Récit de la prise de la Bastille

Récit de la prise de la Bastille
par un soldat angevin en 1789

(1 J 4114)

Paris ce 25 juillet 1789

Mon amy

J’ay recu la lettre qui m’a fait un sensible plaisir d’apprendre que tu est en bonne santé ainsy que toute ma famille et comme tu me demandes des nouvelles de Paris je te diray que tout la bourgeoisie y est maintenant sous les armes aux nombre d’environ 200 000 hommes la raison en est que , le dimanche 12ème du mois il s’éleva une révolte dans Paris parce que M.Le prince de Lambase à la tête du régiment de royal allemand Cavalerie passa au travers des Thuilleries et comme c’est un lieu où la troupe ordinairement n’entre pas cela causa un tumulte et même il eut l’imprudence de donner plusieurs coups de sabre aux bourgeois qui se trouvaient sur son passage et en plus il eut l’inhumanité de tuer un vieillard qui lui demandait la vie ce qui fut cause qu’un grand nombre de personnes se jetèrent en foule du côté des boulevards en criant vengeance alors un détachement d’hussard sous prétexte de mettre le bon ordre couraient au milieu du monde . Plusieurs personnes entrautre un soldat de notre compagnie qui était à se promener recu d’un hussard un coup de sabre sur la tête et fut ensuite foulé au pied des chevaux ce qui fut cause que les soldats ayant appris cela la compagnie prit les armes sur le champs et courut où l’on nous disait qu’on égorgeait les cytoyens nous rencontrimes sur notre chemin un détachement de royal allemand qui voulut nous empecher de passer mais quoique nous estions que neuf contre une cinquantaine cela n’empêcha pas que nous n’en couchions trois par terre à la première décharge alors ils se sauvèrent et nous laissèrent maitre du champ de bataille parce qu’ils voyaient que nous estions soutenus par la populace qui les auraient mis en pièce s’ils eussent resistés ensuite nous nous sommes retirés à nos casernes mais la populace animés voyant que les troupes étaient divisés entre elle profita de la moment pour aller piller le couvent des lazaristes auquel ils mirent le feu ce que les Bourgeois de Paris craignant qu’il n’en fissent autant dans bien d’autres endroits l’on établit sur le champ une garde bourgeoise de tout ce qu’il y a de bon cytoyens avec lequel nous nous...

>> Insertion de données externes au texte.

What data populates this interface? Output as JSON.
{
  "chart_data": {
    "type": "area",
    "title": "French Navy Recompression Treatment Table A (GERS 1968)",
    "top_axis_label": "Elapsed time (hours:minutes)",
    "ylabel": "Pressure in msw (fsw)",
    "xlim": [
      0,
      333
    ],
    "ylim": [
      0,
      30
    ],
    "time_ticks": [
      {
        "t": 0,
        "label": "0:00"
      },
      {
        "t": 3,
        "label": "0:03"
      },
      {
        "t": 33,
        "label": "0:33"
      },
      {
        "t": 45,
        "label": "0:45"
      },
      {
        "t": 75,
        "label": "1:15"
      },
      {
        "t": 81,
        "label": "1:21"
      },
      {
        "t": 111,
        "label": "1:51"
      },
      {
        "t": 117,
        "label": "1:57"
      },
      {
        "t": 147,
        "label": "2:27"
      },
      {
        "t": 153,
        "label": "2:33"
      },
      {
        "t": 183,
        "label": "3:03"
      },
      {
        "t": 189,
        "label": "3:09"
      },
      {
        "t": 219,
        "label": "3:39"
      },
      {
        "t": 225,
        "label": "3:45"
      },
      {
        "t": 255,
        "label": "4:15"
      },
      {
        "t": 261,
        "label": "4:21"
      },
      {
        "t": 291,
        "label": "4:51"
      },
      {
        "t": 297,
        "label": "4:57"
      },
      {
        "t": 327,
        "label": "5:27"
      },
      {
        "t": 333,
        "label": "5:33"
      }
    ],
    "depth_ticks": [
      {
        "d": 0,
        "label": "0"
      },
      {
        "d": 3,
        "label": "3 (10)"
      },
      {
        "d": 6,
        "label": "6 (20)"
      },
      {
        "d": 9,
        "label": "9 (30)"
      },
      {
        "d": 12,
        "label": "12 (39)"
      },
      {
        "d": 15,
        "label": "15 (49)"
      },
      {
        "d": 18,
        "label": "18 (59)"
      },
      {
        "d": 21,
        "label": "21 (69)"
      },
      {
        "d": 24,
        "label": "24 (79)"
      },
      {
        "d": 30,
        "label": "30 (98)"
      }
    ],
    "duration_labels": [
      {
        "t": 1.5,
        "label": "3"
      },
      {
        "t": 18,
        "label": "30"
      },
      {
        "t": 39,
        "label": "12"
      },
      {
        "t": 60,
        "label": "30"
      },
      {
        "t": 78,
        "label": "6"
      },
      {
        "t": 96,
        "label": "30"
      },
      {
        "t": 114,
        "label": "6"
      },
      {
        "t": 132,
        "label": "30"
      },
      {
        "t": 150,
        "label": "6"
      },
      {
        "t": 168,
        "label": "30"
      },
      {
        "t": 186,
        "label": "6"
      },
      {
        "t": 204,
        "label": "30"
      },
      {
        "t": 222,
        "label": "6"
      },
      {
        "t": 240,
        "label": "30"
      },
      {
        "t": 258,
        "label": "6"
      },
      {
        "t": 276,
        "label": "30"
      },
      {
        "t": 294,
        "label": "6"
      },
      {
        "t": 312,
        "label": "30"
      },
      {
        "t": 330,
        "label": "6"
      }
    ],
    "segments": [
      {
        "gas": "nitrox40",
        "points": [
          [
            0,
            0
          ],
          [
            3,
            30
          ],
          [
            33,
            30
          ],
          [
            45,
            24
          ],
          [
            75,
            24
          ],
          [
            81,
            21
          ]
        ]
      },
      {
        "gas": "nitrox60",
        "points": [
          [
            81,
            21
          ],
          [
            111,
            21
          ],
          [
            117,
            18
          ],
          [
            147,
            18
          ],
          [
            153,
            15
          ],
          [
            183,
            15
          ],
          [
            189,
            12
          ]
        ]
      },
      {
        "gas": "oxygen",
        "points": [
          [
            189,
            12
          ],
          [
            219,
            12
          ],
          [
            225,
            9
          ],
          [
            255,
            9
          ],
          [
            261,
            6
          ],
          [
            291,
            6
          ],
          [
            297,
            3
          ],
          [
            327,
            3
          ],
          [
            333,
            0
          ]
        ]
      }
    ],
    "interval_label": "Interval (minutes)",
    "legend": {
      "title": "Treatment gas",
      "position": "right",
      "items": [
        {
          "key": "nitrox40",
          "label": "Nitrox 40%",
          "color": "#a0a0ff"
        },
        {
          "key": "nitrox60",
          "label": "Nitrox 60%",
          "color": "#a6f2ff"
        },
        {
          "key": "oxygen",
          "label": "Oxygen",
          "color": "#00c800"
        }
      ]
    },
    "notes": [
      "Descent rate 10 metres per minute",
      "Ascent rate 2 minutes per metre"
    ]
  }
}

sommes joints et c’est ce qu’il leurs a fait un grand plaisir. L’on sait qu’à la Bastille il y avait des armes et comme il fallait en avoir pour armer la bourgeoisie, l’on s’y porta en foule pour demander au gouverneur qui fit, là, semblant d’en vouloir bien accorder. Mais lorsque l’on fut entré dans la cour, il fit lever le pont et fit faire une décharge d’artillerie sur ceux qui étaient entrés. Alors il s’y porta un détachement d’une compagnie de grenadier et un de fusilier ; l’on força le pont et même l’on prit prisonnier le gouverneur qui fut pendu et décollé le soir même en place de grève avec le Prévôt des marchands et trois autres qui avaient été arrêtés avec euxEnsuite, l’on fit des patrouilles en dedans et en dehors de Paris parce que l’on craignait que les troupes qui étaient à St Denis n’y viennent. Mais voyant que Paris était trop bien gardée, il n’y vinrent pas. Le roi est venu à Paris mardi dernier il est venu à la ville où il s’est entièrement dévoué au bien de la Nation.

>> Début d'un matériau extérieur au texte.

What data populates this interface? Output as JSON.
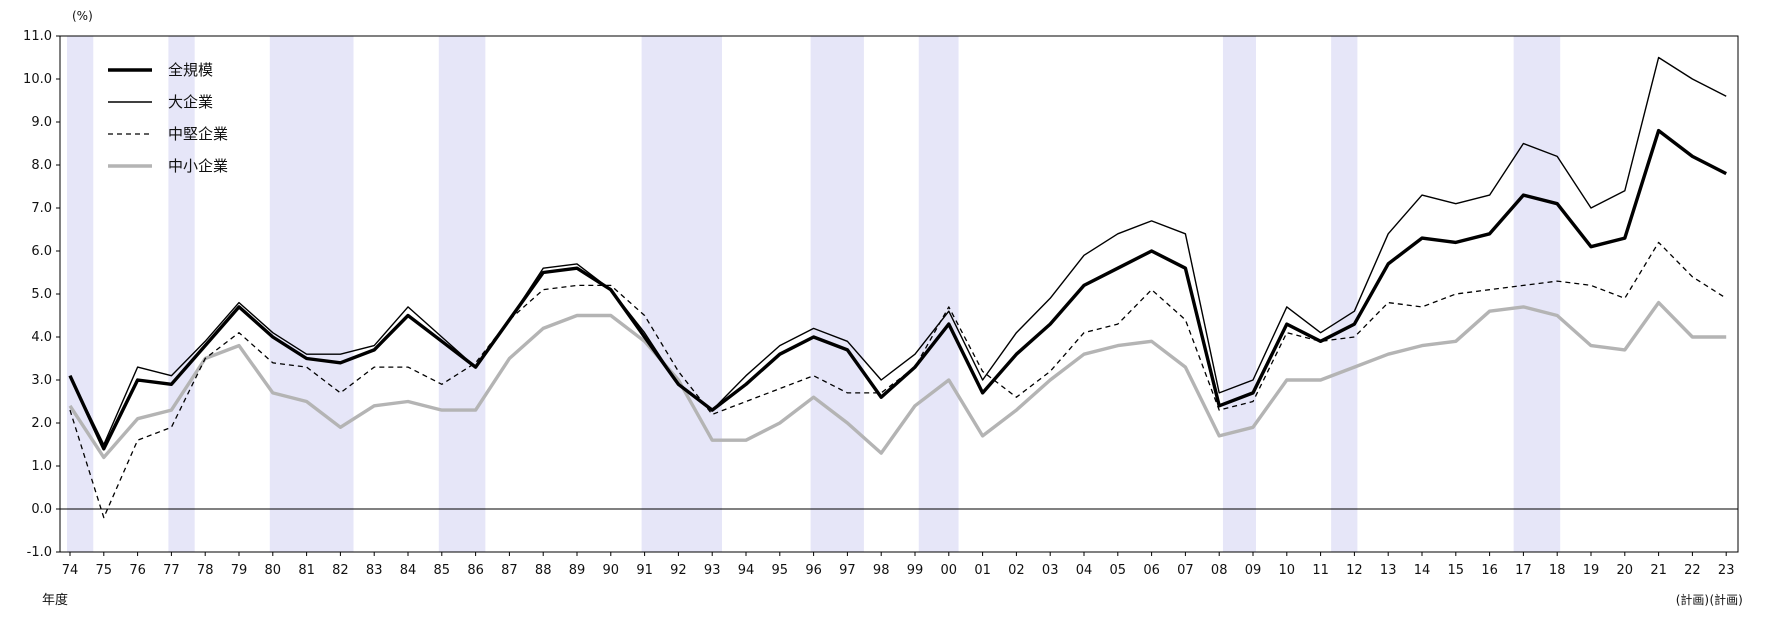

Il y vient sen d’autre garde que la bourgeoisie et notre régiment était sous les armes avec eux. L’on arreta il y a trois jours l’intendant de paris et son beau père et comme c’était aux qui avaient fait emmagasiné les bleds et farine ils furent jugés comme traitre à la patrie et ensuite mis à mort avec la dernière ignominie car après qu’ils furent pendus l’on leur coupa la tête que l’on promena dans les rues au bout d’une pique et quand au fort il fut déchiré mis en pièce et ensuite trainé dans les bouts ? 

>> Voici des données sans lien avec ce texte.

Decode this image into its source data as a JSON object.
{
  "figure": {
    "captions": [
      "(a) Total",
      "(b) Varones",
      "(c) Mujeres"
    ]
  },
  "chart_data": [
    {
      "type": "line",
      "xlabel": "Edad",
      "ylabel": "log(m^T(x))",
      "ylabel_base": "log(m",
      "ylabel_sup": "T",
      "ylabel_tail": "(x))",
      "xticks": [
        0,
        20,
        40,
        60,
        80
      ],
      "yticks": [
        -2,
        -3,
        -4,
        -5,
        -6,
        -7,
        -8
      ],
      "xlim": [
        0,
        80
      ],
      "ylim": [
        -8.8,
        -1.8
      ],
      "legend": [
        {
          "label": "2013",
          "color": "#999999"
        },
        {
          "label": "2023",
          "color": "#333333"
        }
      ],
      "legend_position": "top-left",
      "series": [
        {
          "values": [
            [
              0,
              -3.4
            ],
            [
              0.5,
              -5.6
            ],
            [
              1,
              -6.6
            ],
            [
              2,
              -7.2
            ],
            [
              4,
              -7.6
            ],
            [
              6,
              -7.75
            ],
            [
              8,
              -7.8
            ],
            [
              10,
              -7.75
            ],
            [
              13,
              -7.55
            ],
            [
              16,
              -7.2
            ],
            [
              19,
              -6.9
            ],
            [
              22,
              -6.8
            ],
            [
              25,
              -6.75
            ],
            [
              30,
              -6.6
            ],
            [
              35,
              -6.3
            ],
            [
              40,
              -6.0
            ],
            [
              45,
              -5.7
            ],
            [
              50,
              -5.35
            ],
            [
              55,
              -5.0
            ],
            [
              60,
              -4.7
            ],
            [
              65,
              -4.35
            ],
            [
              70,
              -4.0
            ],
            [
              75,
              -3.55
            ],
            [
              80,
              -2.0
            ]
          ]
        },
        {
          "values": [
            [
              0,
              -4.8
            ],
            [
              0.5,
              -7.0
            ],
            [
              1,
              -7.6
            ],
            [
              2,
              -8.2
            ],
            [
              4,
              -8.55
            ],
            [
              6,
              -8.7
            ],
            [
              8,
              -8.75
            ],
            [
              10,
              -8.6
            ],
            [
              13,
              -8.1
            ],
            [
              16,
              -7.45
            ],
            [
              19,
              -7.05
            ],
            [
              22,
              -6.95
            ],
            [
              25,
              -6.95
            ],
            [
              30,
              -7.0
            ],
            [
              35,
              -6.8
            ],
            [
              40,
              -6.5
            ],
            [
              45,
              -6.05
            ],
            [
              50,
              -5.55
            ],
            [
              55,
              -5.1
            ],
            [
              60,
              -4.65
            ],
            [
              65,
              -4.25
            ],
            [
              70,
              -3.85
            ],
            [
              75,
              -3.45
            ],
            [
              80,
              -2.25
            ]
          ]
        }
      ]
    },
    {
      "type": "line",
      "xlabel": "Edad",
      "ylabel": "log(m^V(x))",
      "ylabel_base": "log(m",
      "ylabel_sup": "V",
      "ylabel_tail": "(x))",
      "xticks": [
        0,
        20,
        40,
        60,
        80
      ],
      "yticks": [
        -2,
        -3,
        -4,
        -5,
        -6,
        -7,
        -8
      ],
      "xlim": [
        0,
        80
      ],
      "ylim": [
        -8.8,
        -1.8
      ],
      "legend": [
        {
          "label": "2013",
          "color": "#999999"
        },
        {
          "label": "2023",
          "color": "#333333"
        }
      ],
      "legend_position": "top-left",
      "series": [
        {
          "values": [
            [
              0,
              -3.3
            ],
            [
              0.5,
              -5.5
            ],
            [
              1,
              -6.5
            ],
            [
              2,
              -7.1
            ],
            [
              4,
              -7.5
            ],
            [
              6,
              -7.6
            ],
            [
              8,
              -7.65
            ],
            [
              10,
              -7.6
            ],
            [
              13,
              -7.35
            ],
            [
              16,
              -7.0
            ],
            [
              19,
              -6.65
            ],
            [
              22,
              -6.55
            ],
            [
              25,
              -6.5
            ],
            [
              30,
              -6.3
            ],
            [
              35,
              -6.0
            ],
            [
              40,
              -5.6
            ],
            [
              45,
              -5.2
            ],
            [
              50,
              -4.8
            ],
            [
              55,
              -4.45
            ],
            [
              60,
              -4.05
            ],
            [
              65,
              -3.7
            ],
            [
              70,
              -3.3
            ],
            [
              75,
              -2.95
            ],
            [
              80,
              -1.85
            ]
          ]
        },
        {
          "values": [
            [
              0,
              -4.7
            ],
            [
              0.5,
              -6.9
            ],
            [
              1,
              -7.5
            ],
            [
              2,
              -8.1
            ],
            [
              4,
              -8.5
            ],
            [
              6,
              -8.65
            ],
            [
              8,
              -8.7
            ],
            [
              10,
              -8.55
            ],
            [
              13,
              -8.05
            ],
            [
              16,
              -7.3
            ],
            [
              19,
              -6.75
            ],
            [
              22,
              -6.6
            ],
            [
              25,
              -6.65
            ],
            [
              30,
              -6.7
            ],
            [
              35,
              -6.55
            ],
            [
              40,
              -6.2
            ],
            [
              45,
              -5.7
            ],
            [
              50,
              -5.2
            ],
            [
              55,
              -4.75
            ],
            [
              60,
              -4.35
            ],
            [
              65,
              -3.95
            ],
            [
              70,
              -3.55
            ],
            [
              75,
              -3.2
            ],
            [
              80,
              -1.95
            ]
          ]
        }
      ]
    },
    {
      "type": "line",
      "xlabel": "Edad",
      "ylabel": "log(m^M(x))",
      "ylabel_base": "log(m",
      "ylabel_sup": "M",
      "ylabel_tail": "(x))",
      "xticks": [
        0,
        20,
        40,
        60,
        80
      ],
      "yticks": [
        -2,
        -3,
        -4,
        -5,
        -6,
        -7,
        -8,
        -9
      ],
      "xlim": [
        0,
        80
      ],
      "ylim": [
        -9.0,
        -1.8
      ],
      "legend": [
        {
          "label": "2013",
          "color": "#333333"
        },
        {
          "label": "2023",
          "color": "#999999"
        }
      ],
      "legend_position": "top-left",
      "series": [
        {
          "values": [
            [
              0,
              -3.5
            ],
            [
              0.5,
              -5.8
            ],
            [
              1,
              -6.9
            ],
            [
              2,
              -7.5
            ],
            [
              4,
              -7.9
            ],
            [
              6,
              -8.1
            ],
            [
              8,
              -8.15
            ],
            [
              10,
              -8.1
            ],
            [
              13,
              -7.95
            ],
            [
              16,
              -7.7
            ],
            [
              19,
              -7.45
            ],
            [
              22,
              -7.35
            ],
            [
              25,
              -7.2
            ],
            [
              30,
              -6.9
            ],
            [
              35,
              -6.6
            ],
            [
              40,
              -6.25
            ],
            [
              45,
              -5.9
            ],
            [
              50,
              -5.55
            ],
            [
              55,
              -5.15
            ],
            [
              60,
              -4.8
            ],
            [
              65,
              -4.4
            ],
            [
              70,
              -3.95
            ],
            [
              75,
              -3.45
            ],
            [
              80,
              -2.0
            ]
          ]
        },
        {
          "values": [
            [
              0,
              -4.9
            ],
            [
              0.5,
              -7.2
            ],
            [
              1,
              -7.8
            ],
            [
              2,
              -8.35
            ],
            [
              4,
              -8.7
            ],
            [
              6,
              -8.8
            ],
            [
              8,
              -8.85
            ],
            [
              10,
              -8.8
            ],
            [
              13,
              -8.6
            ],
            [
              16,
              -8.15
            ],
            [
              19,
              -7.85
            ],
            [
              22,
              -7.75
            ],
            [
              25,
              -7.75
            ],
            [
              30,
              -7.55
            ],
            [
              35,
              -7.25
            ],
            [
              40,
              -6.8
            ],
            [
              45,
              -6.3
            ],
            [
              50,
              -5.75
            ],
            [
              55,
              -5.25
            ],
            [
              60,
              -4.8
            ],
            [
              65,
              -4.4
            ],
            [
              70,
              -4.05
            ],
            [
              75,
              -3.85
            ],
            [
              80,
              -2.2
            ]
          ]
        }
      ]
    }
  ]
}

Je l’ai ouy aussy que tous ces jours l’on découvre des magasins de bleds et farine que l’on confisque au profit de la ville nous sommes disperser dans tous les quartiers de Paris pour faire le service avec la Bourgeoisie. Je te prie d’apporter à ma mère, mon frère et ma soeur ainsy que tous ceux qui s’informeront de moi que je suis et serais toujours avec le respect et l’amitié qui leur est dû.